Dès la rentrée, il faut se montrer très ferme, même si les élèves ont l'air intimidés. Avant même d'entrer en classe, demander le silence et un rang calme. Enoncer les règles (et ensuite s'y tenir) : dire ce qui ne sera pas toléré et les sanctions prévues. Plus tard, après quelques jours ou quelques semaines, il sera temps de créer des liens, d'être plus amical avec les élèves, mais il ne faut pas être trop souple dès le début, car c'est ensuite impossible de faire marche arrière.

 

Ensuite, faire en sorte de motiver et intéresser les élèves. Cela représente un travail de préparation énorme, mais indispensable. Les élèves dissipés, peu motivés par leur scolarité, très indisciplinés, ne se contenteront pas d'une façon de travailler trop monotone. Pour les intéresser et les mobiliser, il faut mettre en place des projets, les faire participer, les faire travailler de façon plus ludique, inédite, active. Il faut les faire créer : un journal, une pièce de théâtre, des poèmes, des fresques à base de tags... S'ils comprennent que la grammaire, l'orthographe, le calcul et les différentes leçons qui leur semblent rébarbatives, vont leur servir pour leurs projets, ils réussiront à s'y contraindre.

 

Il faut éviter de parler trop longuement. Il faut être concis et laisser les élèves passifs le moins longtemps possible. Ne pas préciser à l'oral ce qui peut être montré au tableau (un schéma remplace parfois un long discours), demander aux élèves de donner des exemples lorsqu'ils ont compris de quoi parle la nouvelle notion étudiée, de proposer le texte de la trace écrite qui sera copiée dans le cahier de leçons. Si l'on veut des élèves calmes, il faut les occuper. S'ils doivent écouter passivement, ils s'agitent.

 

Si l'on attend que des élèves difficiles et agités fassent l'effort de se tenir correctement, il faut aussi créer un lien affectif. Ce sont des élèves qui ont une mauvaise estime d'eux-mêmes, car ils ont reçu plus souvent des reproches que des compliments, que ce soit sur leur comportement ou sur leur réussite scolaire. Peu sûrs d'eux et de leurs capacités, ils sont très susceptibles. Il faut éviter de leur faire des remarques négatives en public (et bien sûr ne jamais les humilier, comme tout élève d'ailleurs) et s'efforcer d'être juste.
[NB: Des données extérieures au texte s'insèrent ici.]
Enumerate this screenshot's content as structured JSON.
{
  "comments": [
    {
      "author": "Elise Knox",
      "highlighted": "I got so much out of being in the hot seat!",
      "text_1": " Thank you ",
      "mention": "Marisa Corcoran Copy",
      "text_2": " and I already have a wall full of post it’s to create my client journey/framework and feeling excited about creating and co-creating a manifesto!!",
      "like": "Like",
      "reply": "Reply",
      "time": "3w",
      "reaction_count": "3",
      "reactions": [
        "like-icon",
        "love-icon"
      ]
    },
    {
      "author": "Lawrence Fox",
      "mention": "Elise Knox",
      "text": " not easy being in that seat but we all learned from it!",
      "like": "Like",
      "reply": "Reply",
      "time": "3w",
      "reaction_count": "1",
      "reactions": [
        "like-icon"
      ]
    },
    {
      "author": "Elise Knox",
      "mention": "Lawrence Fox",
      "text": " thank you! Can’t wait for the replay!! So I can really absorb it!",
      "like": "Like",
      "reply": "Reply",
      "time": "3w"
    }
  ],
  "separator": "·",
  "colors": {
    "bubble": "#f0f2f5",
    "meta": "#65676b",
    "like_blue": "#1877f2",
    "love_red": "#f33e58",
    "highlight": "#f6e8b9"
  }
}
Ils sont très sensibles à l'injustice car elle signifie pour eux, s'ils s'en croient victimes, qu'ils ne comptent pas, qu'on ne leur reconnaît pas de valeur, qu'on ne les respecte pas.

 

Pour obtenir le meilleur d'un enfant difficile ou ingérable, il faut changer le regard qu'on a sur lui et qu'il porte sur lui-même. Il faut voir, et l'aider à voir, derrière son comportement inadapté, qu'il a des qualités et qu'on croit en ses qualités. Il faut lui montrer qu'on s'intéresse à lui et qu'on veut l'aider.

 

Je pense qu'il est très important de prendre un moment pendant les récréations pour discuter avec lui, lui dire, avec un ton bienveillant, qu'on veut l'aider à améliorer son comportement, qu'on sait qu'il se comporte mal parce qu'il n'a pas confiance en lui : il ne peut pas se faire remarquer par ses résultats scolaires et il a besoin de se faire remarquer en s'agitant en classe, en étant insolent, violent. Que tout ça révèle à quel point il a besoin de se montrer fort pour cacher sa fragilité et son manque d'assurance.

 

Un élève qui sent qu'il compte pour son enseignant changera inévitablement d'attitude.

 

Pour se sentir bien dans une classe, les élèves ont besoin de se sentir investis par leur enseignant. Pour cela, on peut leur montrer qu'on s'intéresse à eux et à leur vie : leur demander ce qu'ils ont fait le week-end, ce qu'ils aiment faire en dehors de l'école, ce qu'ils prévoient pour les vacances... On peut aussi commencer la journée par un "Quoi de neuf" : tous les matins, on prend 5 minutes et chacun peut dire ce qu'il a vu, entendu, appris d'intéressant depuis la veille, chez lui, dans son quartier, à la télé...

 

Afin de motiver des élèves peu "scolaires", il faut utiliser leurs centres d'intérêt. Proposer des questions de lecture sur un texte qui parle de foot, de films ou chanteurs à la mode, par exemple. Tant pis si le texte n'est pas d'une grande valeur littéraire, ce qui compte, là, c'est de donner envie aux élèves de le lire et d'y trouver des informations.

 

Enfin, ne restez pas seul. Face à un ou plusieurs élèves difficiles, il faut se faire épauler par les collègues, le psychologue scolaire, la médecine scolaire et les parents.